COVID Creativity - Trillium Farm to Table


woman smiling inside trillium

Owner Name: Hannah Rush
Business Name: Trillium Farm to Table
Business Website: www.trilliumnh.com
Industry: Restaurant
Location: Laconia, NH
SBDC Advisor's name: Rita Toth

As part of our ongoing Covid Creativity Stories series, NHSBDC recently had a conversation with Hannah Rush, owner of Trillium Farm to Table restaurant in Laconia, about opening a new business in the middle of a pandemic and her collaboration with the NHSBDC team…

When the shutdown began, what was the immediate impact on your business? 

Hannah Rush’s business, Trillium Farm to Table Cafe in Laconia, was not yet operational when the shut-down orders came down in late March.  She had planned to open in May, in a renovated space that was once a cupcake bakery.  She had secured the lease in January, with plenty of time to renovate. “Everything just got harder at that point,” Hannah says.  Renovations were delayed, but she and her space were finally ready on June 18. 

One of the more difficult aspects of opening in the midst of a pandemic was getting supplies.  Big companies she used were consistently out of products.  “It was so hard to communicate with them. The supply chains were all screwed up.”

Her main focus is serving creative, nutritious food that is “veggie-forward,” and everything is made from scratch and sourced locally. 

The locals who knew she was opening in the midst of the crisis, she says, “thought I was a little crazy, but they came in and basically said ‘Cheers to you’ for trying.”

It was, however, pretty easy to find all the new employees she needed. “People were bored by then,” she said.  She was actually able to hire part-timers who worked only the dinner hour at other restaurants. “That ended up being a win-win for all involved.”  

At the height of summer, Hannah employed 10 people, three of them full-time.  She actually had to add a few more in the busiest months, but now, she says, “We’ve all got a little better at what we’re doing. We’ve worked out the kinks.” 

An inevitable slow-down for winter will likely result in cut-backs.

Trillium is intended as a “fast-casual” dining experience, and Hannah was thankful she hadn’t planned on opening a fine dining establishment in these times. It would have required a complete re-make of the menus.

The plan had been to start Trillium Farm Cafe with just lunch offerings, but after a short time, Hannah added dinners, too, just on Friday and Saturday nights. “We didn’t want to be overwhelmed,” she said. “Summer was just so busy. People wanted to get out, so offering dinner made sense.”

The cafe’s patio space made it an ideal location for outdoor dining.  “We got really lucky, with our huge patio and some small tables inside that could be appropriately spaced.” 

Will you continue the changes and adaptations you have made once concerns over COVID-19 are behind us? Are you planning to institute more changes in the near future?

Hannah reports her indoor dining space was not used much over the warmer months.  “People were still uncomfortable eating inside,” she said. “But our community is very supportive. They’ll come and take advantage of take-out over the winter.” 

Trillium menu

Are you collaborating with other businesses, municipalities, organizations, etc., for the first time or differently than in the past? If so, in what ways?

Once things opened up, the Belknap Mill sponsored a scavenger hunt event in the community to showcase small businesses.  They set out clues that encouraged people to find various businesses.  At Trillium Cafe, a local quilting group had put its quilts on display for the scavengers to find.  “That was just good for us to get our visibility out there since we were still new to the community,” Hannah said. 

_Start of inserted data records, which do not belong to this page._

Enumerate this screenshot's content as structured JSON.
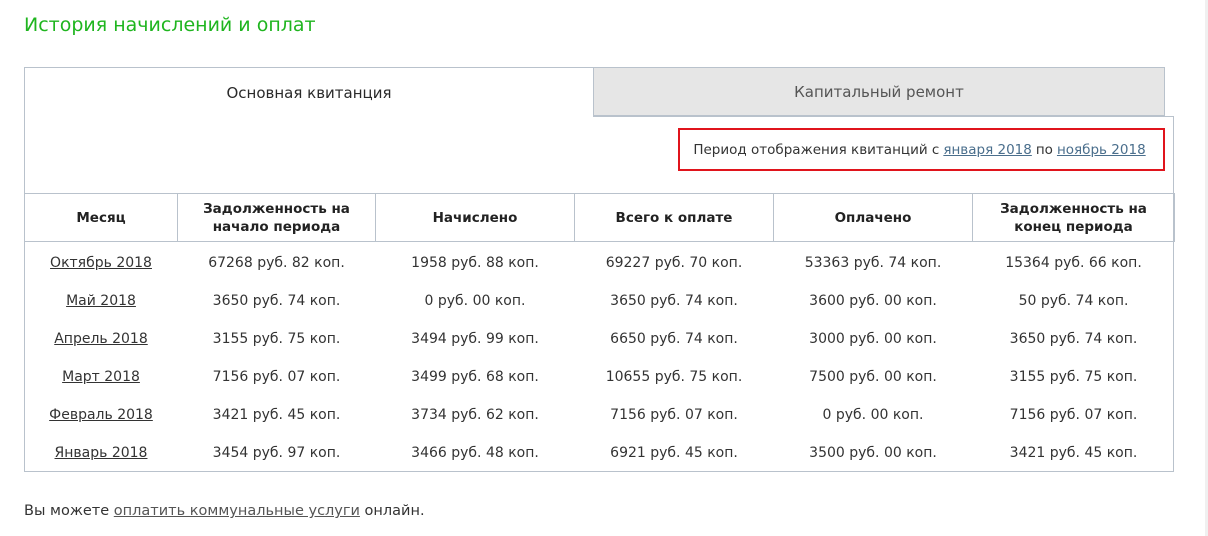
{
  "header": {
    "title": "История начислений и оплат"
  },
  "tabs": [
    {
      "label": "Основная квитанция",
      "active": true
    },
    {
      "label": "Капитальный ремонт",
      "active": false
    }
  ],
  "period": {
    "prefix": "Период отображения квитанций с",
    "from_link": "января 2018",
    "middle": "по",
    "to_link": "ноябрь 2018"
  },
  "table": {
    "headers": [
      "Месяц",
      "Задолженность на начало периода",
      "Начислено",
      "Всего к оплате",
      "Оплачено",
      "Задолженность на конец периода"
    ],
    "rows": [
      [
        "Октябрь 2018",
        "67268 руб. 82 коп.",
        "1958 руб. 88 коп.",
        "69227 руб. 70 коп.",
        "53363 руб. 74 коп.",
        "15364 руб. 66 коп."
      ],
      [
        "Май 2018",
        "3650 руб. 74 коп.",
        "0 руб. 00 коп.",
        "3650 руб. 74 коп.",
        "3600 руб. 00 коп.",
        "50 руб. 74 коп."
      ],
      [
        "Апрель 2018",
        "3155 руб. 75 коп.",
        "3494 руб. 99 коп.",
        "6650 руб. 74 коп.",
        "3000 руб. 00 коп.",
        "3650 руб. 74 коп."
      ],
      [
        "Март 2018",
        "7156 руб. 07 коп.",
        "3499 руб. 68 коп.",
        "10655 руб. 75 коп.",
        "7500 руб. 00 коп.",
        "3155 руб. 75 коп."
      ],
      [
        "Февраль 2018",
        "3421 руб. 45 коп.",
        "3734 руб. 62 коп.",
        "7156 руб. 07 коп.",
        "0 руб. 00 коп.",
        "7156 руб. 07 коп."
      ],
      [
        "Январь 2018",
        "3454 руб. 97 коп.",
        "3466 руб. 48 коп.",
        "6921 руб. 45 коп.",
        "3500 руб. 00 коп.",
        "3421 руб. 45 коп."
      ]
    ]
  },
  "footer": {
    "prefix": "Вы можете",
    "link": "оплатить коммунальные услуги",
    "suffix": "онлайн."
  },
  "colors": {
    "title": "#1fb51f",
    "highlight_border": "#e0141c",
    "link": "#4a6e8c",
    "table_border": "#b9c2cc",
    "inactive_tab_bg": "#e6e6e6"
  }
}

As a former farmer herself,  Hannah found and worked with many area farmers who became her regular suppliers.  She’s excited that many of them have growing seasons into January, enabling her to continue to find her signature fresh ingredients. Her menu will change a little, emphasizing winter root vegetables, and she and her staff canned a lot of produce for the cooler months.

How has SBDC helped you and your business, especially in the last year?

Hannah worked with SBDC advisors Rita Toth, who works out of the Belknap Economic Development Council, and Warren Daniel in writing her business plan. 

“They just had so much knowledge,” she said. “I didn’t know how to organize everything for the plan.  They gave me the guidelines, and I was able to get all my thoughts on paper.” 

She needed the business plan for acquiring her lease and obtaining a line of credit at the bank. Both advisors have followed up with her throughout the months since the pandemic.  “I couldn’t have done this without their help."

This client story is part of NH SBDC's ongoing collection of COVID Creativity stories about businesses surviving and thriving during COVID-19.